Amber Key Facts
- 2.5 on the Mohs scale of hardness
- Made from the fossilized remains of trees
- Contains insect or plant inclusions
- Main sources are the Baltic regions and the Domincan Republic
- Said to help someone be joyful and happy
General Information on Amber
Amber is made from the fossilized resin of trees. Formed through the natural polymerisation of the original organic compounds. It starts as a resin which exudes from trees and slowly, its volatile oils evaporate. The resin would then harden to become amber. Most amber is in the range of 30 - 90 million years old.
In ancient Germany, amber was burned as incense and was called 'burnstein' or 'burn stone'.
The two main sources of amber are the Baltic region and the Dominican Republic. Amber is also mined in South America, the U.S. and Africa. Amber can be found washed up on many shores, including Denmark, Norway and England.
People fished for amber in the past. Now, amber can be found washed up on shores. In marshy regions or areas where the tides were unpredictable, amber was collected on horseback. Divers and fishermen would also loosen amber from the sea bed and collect it using nets. Amber can also be found buried deep in the earth in layers of lignite or clay mixed in with beds of sandstone. Other mining techniques included open pit operations where blue earth was scooped onto conveyors to rail cars. The cars were then emptied into a spray house where pressurised water flushes the amber from the soil.

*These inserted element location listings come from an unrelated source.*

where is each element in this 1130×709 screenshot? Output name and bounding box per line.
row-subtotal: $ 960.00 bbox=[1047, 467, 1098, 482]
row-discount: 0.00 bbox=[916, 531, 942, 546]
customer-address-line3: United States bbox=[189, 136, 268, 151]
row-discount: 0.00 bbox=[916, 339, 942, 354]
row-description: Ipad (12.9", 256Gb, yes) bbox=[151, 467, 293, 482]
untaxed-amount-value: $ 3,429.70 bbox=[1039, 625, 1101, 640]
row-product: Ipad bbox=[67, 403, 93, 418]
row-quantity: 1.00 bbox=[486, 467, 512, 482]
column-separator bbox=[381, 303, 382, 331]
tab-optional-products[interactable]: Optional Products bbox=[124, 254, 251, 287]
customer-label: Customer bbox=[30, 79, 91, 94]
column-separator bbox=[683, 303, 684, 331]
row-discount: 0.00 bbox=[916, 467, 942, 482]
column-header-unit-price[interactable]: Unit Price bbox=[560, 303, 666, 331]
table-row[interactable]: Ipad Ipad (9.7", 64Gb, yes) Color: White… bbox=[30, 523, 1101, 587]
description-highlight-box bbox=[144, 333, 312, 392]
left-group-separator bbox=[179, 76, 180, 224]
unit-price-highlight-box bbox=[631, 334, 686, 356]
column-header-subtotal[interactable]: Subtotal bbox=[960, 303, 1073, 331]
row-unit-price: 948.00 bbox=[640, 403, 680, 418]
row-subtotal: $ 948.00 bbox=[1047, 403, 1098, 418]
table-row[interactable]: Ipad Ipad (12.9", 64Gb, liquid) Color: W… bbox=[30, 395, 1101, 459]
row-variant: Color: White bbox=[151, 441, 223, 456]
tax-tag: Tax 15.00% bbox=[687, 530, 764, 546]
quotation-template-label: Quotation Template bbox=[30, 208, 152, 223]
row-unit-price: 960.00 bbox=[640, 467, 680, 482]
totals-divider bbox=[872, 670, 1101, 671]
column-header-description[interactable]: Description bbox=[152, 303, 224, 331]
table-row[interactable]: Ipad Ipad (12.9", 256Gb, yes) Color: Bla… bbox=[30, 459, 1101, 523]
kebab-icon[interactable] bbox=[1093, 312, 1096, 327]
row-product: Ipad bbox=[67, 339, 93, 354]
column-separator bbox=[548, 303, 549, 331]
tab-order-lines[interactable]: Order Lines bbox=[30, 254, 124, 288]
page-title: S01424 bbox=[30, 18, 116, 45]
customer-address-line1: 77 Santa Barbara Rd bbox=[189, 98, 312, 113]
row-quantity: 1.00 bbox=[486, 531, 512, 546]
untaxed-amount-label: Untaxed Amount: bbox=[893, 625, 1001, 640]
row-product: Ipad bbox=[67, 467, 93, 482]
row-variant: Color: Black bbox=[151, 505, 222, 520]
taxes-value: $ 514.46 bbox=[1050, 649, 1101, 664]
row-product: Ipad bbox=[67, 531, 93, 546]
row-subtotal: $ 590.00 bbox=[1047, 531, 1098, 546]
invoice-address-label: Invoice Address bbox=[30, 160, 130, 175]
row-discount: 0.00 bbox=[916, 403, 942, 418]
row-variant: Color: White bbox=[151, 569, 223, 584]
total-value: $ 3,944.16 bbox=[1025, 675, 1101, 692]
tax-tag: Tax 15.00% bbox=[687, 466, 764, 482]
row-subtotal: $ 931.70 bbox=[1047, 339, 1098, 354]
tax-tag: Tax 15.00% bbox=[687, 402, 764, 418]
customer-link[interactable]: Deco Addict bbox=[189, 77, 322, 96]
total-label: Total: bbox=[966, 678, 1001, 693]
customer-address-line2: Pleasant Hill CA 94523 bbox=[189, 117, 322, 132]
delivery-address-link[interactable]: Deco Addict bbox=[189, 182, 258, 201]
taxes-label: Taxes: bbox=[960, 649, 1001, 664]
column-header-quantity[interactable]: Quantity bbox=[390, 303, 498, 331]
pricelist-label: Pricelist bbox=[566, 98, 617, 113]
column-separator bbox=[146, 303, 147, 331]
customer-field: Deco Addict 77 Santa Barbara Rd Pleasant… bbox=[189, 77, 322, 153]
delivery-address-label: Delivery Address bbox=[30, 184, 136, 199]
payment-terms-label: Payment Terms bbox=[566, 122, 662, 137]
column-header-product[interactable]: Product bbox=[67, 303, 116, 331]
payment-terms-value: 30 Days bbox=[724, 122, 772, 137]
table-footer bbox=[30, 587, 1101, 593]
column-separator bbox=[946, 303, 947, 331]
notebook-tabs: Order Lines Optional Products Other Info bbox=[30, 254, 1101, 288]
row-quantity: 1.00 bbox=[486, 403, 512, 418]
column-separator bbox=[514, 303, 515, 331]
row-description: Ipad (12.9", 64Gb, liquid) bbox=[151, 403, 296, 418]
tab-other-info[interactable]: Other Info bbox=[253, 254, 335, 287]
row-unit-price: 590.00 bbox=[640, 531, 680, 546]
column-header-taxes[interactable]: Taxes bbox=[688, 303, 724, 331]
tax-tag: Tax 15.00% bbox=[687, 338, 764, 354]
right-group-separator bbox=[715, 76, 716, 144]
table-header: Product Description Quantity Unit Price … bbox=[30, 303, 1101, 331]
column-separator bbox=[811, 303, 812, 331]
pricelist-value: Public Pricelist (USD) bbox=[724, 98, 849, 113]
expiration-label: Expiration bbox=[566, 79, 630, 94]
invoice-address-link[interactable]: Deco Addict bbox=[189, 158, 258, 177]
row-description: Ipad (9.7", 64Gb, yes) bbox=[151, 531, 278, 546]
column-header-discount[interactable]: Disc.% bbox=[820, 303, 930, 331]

With a hardness rating of 2.5 amber is very soft and can be easily scratched - it has a similar hardness to your fingernail, so any customer thinking about an amber engagement ring should consider whether they are prepared to take extra care of the ring as it would need to be protected from knocks, scratches, heat and chemicals like nail polish remover and alcohol. It should not be used in ultrasonic or steam cleaners. For these reasons it would not be an ideal choice to wear in an every day ring such as an engagement ring as it would be unlikely to last very long, however, surface scratches are fairly easy to polish out.
Amber is amorphous (has no crystalline structure) and it can range from yellow to orange but is also found in red, green (which is often heat treated yellow amber), blue, violet and black.
Amber will usually have inclusions of air bubbles, insects, pine needles, pollen or plant debris. Any clearly visible insect makes a piece of amber quite valuable. Insects mostly found in amber are gnats, flies, wasps, bees and ants. Occasionally, more exotic insects are found in amber, like grasshoppers, beetles, moths, termites and butterflies. Even a small lizard can be found trapped in a piece of amber. These are likely to be from the Dominican Republic.
Pressed amber (Ambroid) is made by fusing small bits of amber under heat and imitation amber can be made from plastic, glass, synthetic resin.
To identify real amber it will, if rubbed forcefully on a piece of wool, generate a static charge strong enough to pick up a small piece of ash. When warm enough, it will give off a unique odour. To test this you can heat the tip of a needle until it is glowing red, then touch the piece enough to release a whiff of smoke. If the smoke smells of fine incense, it is amber. If the smell is chemical, it is plastic. A piece of amber will float in a solution of heavily salted boiling water and most plastic imitations will sink.
Copal is very similar to, and can often be confused with Amber. It is difficult to distinguish between the two. Copal will shine whiter than amber but you would probably need several samples to see the difference.
Amber can be heated in oil for clarification and heated without oil to darken the colour. Inclusions called 'sun spangles' can be man-made by heating amber and then instantly quenching it in cool oil.
The most valuable amber are large, clean natural pieces. Amber from the Baltic is older and more valuable. Amber from the Dominican Republic is more likely to have insect inclusions, which are also considered extremely valuable.
Amber can be cut into cabochons, made into beads, carved and occasionally facetted, so you would have to consider this when thinking about including amber in an engagement ring.
Amber is suitable for carving but nothing too complex. The easiest way to carve amber is with a sharp carbide bur. A file can also be used. The amber must be kept cool - if it gets too hot, it is likely to crack.
Amber is said to help someone be joyful and happy - to lift the burdens of life. It is also thought to be a great protective talisman. Ancient Christians believed that amber were the tears shed by the birds at Christ's death. Amber was once believed to be the juice or essence of the setting sun, congealed in the sea and cast upon the shore.